Three Essays in Finance

Open Access
- Author:
- Glidewell, Edward
- Graduate Program:
- Business Administration
- Degree:
- Doctor of Philosophy
- Document Type:
- Dissertation
- Date of Defense:
- April 06, 2004
- Committee Members:
- Herman J Bierens, Committee Chair/Co-Chair
Quanwei Cao, Committee Chair/Co-Chair
Oliver Hansch, Committee Member
Timothy T Simin, Committee Member - Keywords:
- S&P
spread decomposition
trading costs - Abstract:
- I discuss three topics in this thesis. The first two concern topics centering on addition to the S&P 500 Index.
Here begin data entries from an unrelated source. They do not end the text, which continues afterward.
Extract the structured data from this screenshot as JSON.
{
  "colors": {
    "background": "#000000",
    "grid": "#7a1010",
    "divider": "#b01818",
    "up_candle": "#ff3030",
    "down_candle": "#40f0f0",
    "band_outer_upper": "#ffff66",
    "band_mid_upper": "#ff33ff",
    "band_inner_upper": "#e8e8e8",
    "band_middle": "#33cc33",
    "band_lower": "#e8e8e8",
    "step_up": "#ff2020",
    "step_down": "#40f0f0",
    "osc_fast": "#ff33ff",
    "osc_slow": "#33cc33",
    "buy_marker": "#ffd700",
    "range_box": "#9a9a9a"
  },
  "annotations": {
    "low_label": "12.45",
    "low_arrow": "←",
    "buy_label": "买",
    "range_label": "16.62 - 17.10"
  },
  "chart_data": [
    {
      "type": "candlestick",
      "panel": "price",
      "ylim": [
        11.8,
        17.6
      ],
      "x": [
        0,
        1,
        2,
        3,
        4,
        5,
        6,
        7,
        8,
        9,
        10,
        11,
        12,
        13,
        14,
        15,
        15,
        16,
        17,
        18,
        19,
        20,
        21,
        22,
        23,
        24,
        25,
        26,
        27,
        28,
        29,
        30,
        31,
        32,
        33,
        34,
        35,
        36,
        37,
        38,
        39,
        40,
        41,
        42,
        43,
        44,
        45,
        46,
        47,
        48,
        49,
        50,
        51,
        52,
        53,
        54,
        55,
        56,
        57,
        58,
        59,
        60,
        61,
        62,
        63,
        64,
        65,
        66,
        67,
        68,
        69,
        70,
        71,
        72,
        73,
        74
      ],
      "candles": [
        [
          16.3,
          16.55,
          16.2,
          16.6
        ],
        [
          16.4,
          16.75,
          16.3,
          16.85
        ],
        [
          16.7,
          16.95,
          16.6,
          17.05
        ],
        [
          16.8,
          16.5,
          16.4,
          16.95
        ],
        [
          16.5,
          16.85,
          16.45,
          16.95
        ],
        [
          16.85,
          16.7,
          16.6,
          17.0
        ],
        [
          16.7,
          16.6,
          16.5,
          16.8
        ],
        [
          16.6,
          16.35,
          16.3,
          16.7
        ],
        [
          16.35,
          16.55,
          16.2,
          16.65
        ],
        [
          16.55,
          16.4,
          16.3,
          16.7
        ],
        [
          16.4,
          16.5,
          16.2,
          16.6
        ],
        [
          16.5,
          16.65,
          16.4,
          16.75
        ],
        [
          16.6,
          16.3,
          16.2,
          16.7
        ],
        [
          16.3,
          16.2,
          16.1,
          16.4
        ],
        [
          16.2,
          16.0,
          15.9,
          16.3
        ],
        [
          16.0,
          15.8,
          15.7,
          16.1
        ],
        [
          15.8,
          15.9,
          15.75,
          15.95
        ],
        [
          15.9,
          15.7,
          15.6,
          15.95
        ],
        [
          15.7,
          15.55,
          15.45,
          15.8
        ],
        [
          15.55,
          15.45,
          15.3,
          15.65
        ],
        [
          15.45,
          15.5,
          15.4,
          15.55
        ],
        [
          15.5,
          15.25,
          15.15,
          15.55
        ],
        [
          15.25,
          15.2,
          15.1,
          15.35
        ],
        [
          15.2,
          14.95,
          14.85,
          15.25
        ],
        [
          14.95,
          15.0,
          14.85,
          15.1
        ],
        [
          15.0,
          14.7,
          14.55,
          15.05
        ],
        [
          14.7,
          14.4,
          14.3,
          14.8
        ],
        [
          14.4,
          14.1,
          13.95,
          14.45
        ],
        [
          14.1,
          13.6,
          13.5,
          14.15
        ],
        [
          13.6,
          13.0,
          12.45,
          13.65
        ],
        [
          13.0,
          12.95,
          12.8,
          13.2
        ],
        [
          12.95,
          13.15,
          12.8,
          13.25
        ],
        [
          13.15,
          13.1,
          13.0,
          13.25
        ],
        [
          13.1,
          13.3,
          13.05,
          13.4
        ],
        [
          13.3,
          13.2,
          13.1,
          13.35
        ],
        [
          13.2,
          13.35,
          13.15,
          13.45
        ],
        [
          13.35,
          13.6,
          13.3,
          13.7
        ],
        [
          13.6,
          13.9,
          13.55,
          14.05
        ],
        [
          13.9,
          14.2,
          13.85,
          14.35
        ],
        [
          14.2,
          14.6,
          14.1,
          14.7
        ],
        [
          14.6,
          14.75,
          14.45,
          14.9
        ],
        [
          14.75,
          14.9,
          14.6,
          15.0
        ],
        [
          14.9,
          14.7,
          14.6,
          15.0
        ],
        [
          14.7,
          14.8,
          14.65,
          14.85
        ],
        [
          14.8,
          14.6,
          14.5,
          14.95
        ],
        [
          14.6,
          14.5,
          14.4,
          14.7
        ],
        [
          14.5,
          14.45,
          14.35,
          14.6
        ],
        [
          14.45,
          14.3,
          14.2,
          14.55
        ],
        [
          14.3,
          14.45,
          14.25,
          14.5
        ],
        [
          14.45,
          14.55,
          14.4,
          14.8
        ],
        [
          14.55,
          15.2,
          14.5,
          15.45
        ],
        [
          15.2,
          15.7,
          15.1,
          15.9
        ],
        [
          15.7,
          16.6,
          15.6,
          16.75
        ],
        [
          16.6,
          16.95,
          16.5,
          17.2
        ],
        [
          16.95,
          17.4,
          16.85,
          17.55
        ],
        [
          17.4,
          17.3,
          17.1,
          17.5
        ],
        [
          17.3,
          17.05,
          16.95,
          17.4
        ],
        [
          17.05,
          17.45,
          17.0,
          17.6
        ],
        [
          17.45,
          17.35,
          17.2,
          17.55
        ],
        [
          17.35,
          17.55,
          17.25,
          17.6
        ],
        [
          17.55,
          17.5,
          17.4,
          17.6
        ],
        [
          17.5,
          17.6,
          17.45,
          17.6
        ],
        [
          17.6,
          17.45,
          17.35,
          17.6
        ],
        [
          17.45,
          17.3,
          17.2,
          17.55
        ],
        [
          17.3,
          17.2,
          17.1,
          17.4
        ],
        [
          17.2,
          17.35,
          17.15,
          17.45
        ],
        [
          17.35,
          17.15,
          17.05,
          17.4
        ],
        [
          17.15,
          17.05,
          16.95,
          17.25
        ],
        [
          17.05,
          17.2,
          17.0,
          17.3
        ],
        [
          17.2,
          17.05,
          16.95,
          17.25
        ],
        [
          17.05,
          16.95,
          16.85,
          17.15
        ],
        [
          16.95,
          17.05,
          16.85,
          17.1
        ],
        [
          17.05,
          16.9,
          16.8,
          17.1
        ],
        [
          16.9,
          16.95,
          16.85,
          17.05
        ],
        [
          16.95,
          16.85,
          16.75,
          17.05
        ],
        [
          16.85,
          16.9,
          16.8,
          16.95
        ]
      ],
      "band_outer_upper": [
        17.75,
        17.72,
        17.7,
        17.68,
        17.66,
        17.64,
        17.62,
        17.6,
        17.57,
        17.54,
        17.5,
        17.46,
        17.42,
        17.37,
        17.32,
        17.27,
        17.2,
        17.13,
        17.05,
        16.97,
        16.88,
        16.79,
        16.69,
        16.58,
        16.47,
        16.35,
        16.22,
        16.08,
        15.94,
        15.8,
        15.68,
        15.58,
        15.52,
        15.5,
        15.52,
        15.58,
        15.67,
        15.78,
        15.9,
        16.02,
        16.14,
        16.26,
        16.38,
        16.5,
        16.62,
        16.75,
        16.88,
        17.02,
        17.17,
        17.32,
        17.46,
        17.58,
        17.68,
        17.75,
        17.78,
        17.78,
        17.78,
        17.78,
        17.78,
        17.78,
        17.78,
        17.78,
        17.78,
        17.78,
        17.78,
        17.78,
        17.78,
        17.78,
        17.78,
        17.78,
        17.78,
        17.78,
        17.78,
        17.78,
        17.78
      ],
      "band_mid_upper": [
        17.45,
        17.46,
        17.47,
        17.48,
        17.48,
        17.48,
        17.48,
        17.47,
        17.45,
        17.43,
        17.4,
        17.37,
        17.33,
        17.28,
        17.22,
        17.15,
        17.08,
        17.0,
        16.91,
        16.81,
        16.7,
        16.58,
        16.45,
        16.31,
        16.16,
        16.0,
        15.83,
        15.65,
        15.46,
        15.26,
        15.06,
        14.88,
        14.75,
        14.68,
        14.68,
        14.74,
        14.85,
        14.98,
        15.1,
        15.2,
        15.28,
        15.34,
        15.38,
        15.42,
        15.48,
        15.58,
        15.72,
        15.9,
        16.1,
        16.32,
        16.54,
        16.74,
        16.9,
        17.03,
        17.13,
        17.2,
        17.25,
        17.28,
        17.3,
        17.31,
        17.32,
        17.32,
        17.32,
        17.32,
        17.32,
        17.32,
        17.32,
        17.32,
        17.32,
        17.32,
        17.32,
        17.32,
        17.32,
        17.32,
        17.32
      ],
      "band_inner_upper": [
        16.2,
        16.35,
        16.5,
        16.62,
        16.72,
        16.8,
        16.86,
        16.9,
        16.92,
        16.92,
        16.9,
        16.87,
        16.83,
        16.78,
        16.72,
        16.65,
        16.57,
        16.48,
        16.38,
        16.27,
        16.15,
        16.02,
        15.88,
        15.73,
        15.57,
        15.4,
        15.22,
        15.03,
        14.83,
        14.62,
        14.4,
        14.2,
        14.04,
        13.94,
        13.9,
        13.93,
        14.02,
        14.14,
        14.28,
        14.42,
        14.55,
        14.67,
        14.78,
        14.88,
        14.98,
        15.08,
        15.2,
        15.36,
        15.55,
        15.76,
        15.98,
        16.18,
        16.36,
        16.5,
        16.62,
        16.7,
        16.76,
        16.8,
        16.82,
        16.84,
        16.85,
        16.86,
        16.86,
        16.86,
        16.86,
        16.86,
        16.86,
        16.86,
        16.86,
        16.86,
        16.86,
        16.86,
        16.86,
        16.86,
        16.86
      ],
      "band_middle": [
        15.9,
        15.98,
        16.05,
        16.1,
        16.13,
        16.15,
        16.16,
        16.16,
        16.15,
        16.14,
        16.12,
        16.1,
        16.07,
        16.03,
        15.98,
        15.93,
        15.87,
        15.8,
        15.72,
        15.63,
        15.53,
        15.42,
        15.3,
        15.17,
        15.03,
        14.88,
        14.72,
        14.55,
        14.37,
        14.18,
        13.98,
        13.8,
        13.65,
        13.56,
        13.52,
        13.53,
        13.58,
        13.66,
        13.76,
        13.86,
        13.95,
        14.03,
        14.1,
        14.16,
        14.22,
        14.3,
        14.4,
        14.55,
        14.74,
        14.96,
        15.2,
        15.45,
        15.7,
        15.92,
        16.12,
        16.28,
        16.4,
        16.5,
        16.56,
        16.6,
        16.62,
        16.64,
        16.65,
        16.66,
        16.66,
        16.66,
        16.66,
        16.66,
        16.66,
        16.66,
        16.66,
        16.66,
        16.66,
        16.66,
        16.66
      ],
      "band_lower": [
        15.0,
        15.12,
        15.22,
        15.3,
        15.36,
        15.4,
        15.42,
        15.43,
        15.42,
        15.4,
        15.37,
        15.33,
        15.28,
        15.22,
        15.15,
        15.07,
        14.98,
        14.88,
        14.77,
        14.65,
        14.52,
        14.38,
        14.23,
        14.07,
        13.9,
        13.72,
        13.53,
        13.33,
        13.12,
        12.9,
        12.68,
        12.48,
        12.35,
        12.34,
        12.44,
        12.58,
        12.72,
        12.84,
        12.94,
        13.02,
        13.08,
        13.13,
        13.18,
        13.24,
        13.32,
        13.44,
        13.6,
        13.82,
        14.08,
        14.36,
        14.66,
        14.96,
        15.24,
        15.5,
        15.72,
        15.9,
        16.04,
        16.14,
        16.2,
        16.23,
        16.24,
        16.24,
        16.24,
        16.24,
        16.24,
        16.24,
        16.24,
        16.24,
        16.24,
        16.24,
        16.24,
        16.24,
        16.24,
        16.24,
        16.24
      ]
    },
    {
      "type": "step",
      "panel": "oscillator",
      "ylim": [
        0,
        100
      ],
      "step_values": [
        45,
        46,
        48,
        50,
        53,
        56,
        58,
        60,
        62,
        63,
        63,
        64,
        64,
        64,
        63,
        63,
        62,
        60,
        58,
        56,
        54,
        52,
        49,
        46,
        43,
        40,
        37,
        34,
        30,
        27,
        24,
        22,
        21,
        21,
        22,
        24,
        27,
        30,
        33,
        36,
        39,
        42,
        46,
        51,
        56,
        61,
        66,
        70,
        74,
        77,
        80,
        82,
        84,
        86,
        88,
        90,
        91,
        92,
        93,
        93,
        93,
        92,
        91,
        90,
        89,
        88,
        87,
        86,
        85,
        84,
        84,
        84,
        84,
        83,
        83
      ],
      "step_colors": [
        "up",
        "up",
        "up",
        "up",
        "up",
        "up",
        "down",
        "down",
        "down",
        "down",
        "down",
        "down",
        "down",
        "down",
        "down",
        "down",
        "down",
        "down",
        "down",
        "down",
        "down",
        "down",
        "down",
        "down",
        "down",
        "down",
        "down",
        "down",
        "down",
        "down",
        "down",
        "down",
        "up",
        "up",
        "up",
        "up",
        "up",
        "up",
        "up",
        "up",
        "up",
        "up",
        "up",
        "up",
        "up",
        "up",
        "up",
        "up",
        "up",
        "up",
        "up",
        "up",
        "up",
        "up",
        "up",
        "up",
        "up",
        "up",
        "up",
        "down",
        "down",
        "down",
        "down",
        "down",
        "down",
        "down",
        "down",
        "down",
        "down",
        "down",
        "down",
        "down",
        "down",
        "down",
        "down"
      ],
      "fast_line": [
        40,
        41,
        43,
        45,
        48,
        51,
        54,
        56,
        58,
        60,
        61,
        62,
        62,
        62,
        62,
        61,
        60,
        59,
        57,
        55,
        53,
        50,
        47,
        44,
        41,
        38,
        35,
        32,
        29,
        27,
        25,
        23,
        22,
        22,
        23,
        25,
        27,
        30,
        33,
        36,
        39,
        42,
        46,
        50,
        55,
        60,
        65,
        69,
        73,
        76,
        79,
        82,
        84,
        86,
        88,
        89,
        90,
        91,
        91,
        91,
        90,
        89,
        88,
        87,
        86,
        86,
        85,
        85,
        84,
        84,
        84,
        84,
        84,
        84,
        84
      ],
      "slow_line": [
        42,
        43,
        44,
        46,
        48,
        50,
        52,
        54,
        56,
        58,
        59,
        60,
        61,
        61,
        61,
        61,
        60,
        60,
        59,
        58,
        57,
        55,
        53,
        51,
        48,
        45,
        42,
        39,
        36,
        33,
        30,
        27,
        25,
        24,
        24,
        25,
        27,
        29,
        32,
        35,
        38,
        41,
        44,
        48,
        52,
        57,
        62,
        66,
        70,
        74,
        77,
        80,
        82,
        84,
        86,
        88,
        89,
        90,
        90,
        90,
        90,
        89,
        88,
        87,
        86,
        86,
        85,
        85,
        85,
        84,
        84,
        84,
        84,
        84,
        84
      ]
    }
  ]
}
In chapters two and three, I examine the price and liquidity effects (respectively) of additions to the S&P500 Index from January 1993 to December 2000. The results from chapter two indicate that previous inferences about long run buy and hold returns are fallaciously obtained from a test statistic with low power. Consequently, while the short run demand curve for newly added S&P stocks appears to slope down, the data suggest that no S&P effect exists in the form of a permanently downward sloping demand curve. In chapter three, I present the lasting liquidity improvements that arose from index addition. Permanent reductions in several static and dynamic measures of liquidity are statistically significant but are confined to NYSE firms. The spread decomposition and static trade analyses agree with previous research and imply a perennial increase in liquidity through a 15% reduction in the quoted and effective spreads. The dynamic liquidity measure indicates a permanent increase in market resilience. Post addition, smaller quote revisions obtain. Cumulative mid-quote revisions to buy side shocks fell by 25% and revisions to sell side shocks fell by 27%, implying that private information in the order flow fell after addition. The final chapter is a spread decomposition model that allows for nonlinearities in the data. Most spread decomposition models utilize volume and/or trade signs in a linear specification to explain observed price changes. This paper illustrates the importance of another variable, unexpected trade intensity, in explaining and forecasting effective spreads. I use Engle's (1996) WACD(p,q) model and other proxies for unexpected trade intensity in a generalized version of Glosten and Harris' (1988) spread decomposition model. I adapt Hansen's (1999) technique for testing for the presence of nonlinearities in the relationship between price changes and trade volume and between price changes and unexpected trade intensity. The data suggest that volume and intensity are priced independently and on average place a 22% premium on large volume and a 8% premium on immediacy conditional on a given volume. Selecting a suitable proxy for trade intensity and incorporating the threshold values into the model not only allows for enhanced estimation of the effective spread, but also for more precise forecasts.